Imagine a macroscopic system which is divided into two ``subsystems'': the original system of interest, referred to as the system, and a subsystem which has one element. For historical reasons this extra degree of freedom is called a ``demon''. The demon travels about the system transferring energy as it attempts to change the dynamical variables of the system. If the demon has sufficient energy in its sack, it gives energy to any element of the system who requires energy to make the desired change. Conversely if the desired change lowers the energy of the system, the excess energy is given to the demon. The only limitation on the demon is that it cannot have negative energy. The algorithm is summarized in the following:

1. choose a particle at random and make a trial change of its coordinates;

2. compute the change in the energy of the system due to the change in coordinates;

3. if the trial change decreases the energy of the system, the system gives its energy to the demon, and the new configuration is accepted;

4. if the trial change increases the energy of the system, the new configuration is accepted if the demon has sufficient energy to give to the system. Otherwise, the new configuration is rejected and the particle retains its old coordinates;

5. if the trial change does not change the energy of the system, the new coordinate is accepted.

The above procedure is repeated until a representative sample of states is obtained. After a period of time for equilibration, the demon and the system will reach a compromise and agree on an average energy for each. The total energy remains constant, and since the demon is only one degree of freedom in comparison to the many degrees of freedom of the system, we expect that the energy fluctuations of the system will be small.
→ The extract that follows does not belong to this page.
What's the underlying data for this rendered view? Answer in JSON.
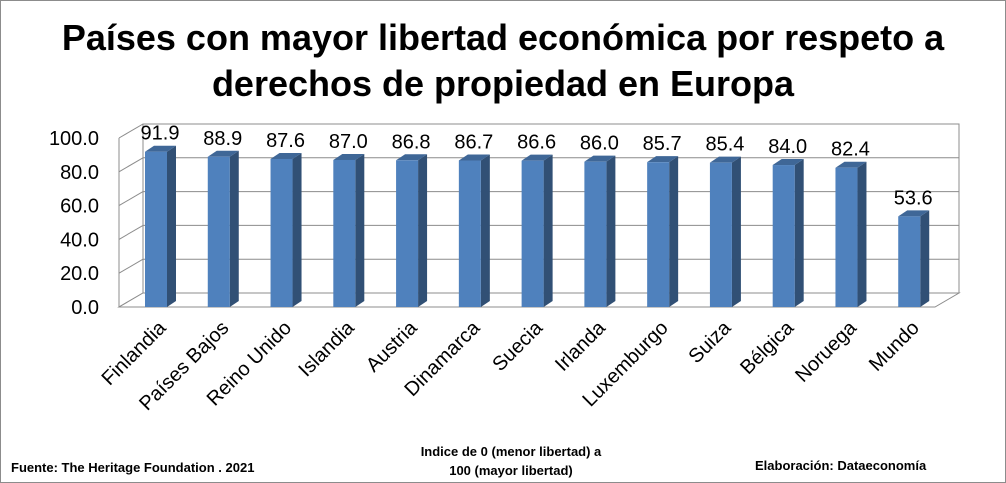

How do we know that his Monte Carlo simulation of the microcanonical ensemble will yield results equivalent to the time-average results of MD simulations? The assumption that the two averages yield equivalent results is called the ``ergodic hypothesis'' (or more accurately the quasi-ergodic hypothesis) Although these two averages cannot be shown to be identical in general, they have been found to yield equivalent results in all cases of practical interest.